Peter Senne questions why Cruz, the Plymouth district attorney, brought the vehicular homicide charge.
“Billy stepped up, took responsibility, and paid the price,” his father said. “He thought he had done the right thing. As it turns out, in pleading guilty, any defense he might have, he gave away. It’s incredibly unfair, and no good is being served by it.”
Marian McGovern, superintendent of the State Police until her retirement in July, was a cadet with Engelhardt, and the two were close friends. When Engelhardt died, McGovern told the Globe that her staff would confer with the district attorney’s office about possibly filing new charges.
McGovern could not be reached for comment, but State Police spokesman David Procopio said the force supports the indictment.
“There is not a day that, in some way, large or small, someone on this job does not remember Trooper Engelhardt, how she lived, and how she died,” he said. “The taking of another life is the most severe crime, and a person whose choices and actions bring that about should be held accountable to a level commensurate with the circumstances and magnitude of that loss.”

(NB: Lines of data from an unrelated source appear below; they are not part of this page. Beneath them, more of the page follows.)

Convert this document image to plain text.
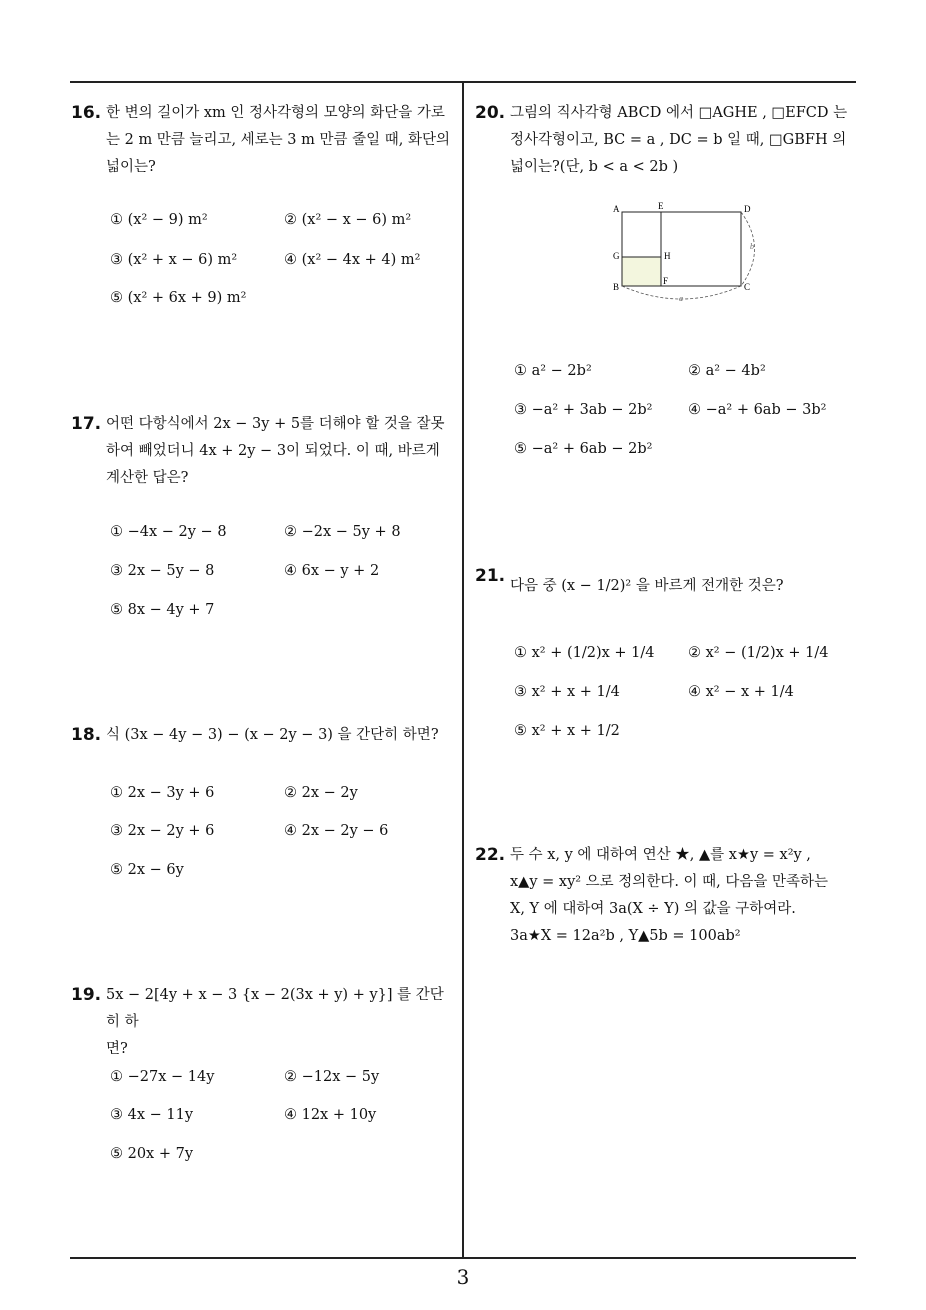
3
16. 한 변의 길이가 xm 인 정사각형의 모양의 화단을 가로
는 2 m 만큼 늘리고, 세로는 3 m 만큼 줄일 때, 화단의
넓이는?
① (x² − 9) m²	② (x² − x − 6) m²
③ (x² + x − 6) m²	④ (x² − 4x + 4) m²
⑤ (x² + 6x + 9) m²
17. 어떤 다항식에서 2x − 3y + 5를 더해야 할 것을 잘못
하여 빼었더니 4x + 2y − 3이 되었다. 이 때, 바르게
계산한 답은?
① −4x − 2y − 8	② −2x − 5y + 8
③ 2x − 5y − 8	④ 6x − y + 2
⑤ 8x − 4y + 7
18. 식 (3x − 4y − 3) − (x − 2y − 3) 을 간단히 하면?
① 2x − 3y + 6	② 2x − 2y
③ 2x − 2y + 6	④ 2x − 2y − 6
⑤ 2x − 6y
19. 5x − 2[4y + x − 3 {x − 2(3x + y) + y}] 를 간단히 하
면?
① −27x − 14y	② −12x − 5y
③ 4x − 11y	④ 12x + 10y
⑤ 20x + 7y
20. 그림의 직사각형 ABCD 에서 □AGHE , □EFCD 는
정사각형이고, BC = a , DC = b 일 때, □GBFH 의
넓이는?(단, b < a < 2b )
A	E	D
G	H
B
F
C
b
a
① a² − 2b²	② a² − 4b²
③ −a² + 3ab − 2b² ④ −a² + 6ab − 3b²
⑤ −a² + 6ab − 2b²
21. 다음 중 (x − 1/2)² 을 바르게 전개한 것은?
① x² + (1/2)x + 1/4 ② x² − (1/2)x + 1/4
③ x² + x + 1/4	④ x² − x + 1/4
⑤ x² + x + 1/2
22. 두 수 x, y 에 대하여 연산 ★, ▲를 x★y = x²y ,
x▲y = xy² 으로 정의한다. 이 때, 다음을 만족하는
X, Y 에 대하여 3a(X ÷ Y) 의 값을 구하여라.
3a★X = 12a²b , Y▲5b = 100ab²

Teves, Engelhardt’s longtime boyfriend who also served as her family’s spokesman, said neither he nor Tedeman of Plymouth pushed for the indictment.
“As far as we were concerned, we weren’t going to get anymore than what had already been adjudicated by the court,” says Teves, who married in 2007 and stays in touch with Tedeman. “He pleaded guilty, it saved us from a trial, and Ellen’s gone. What more can we hope for from any further punishment? We don’t see the need to live in the past.”
Tedeman did not return repeated calls from the Globe on the matter.
Senne knows how serious the new charge is. “I’m terrified,” he says. “This has the potential to destroy what I look at as years of trying to live a good life out of respect for the pain I’ve caused.
“I could have very easily given up, picked up bad habits, and moved out of state. I was on the low road and I tried to figure out what the high road was. I work hard, I don’t drink or do drugs, I stay out of trouble, I’m a good guy, and now it’s all put in jeopardy by this charge.”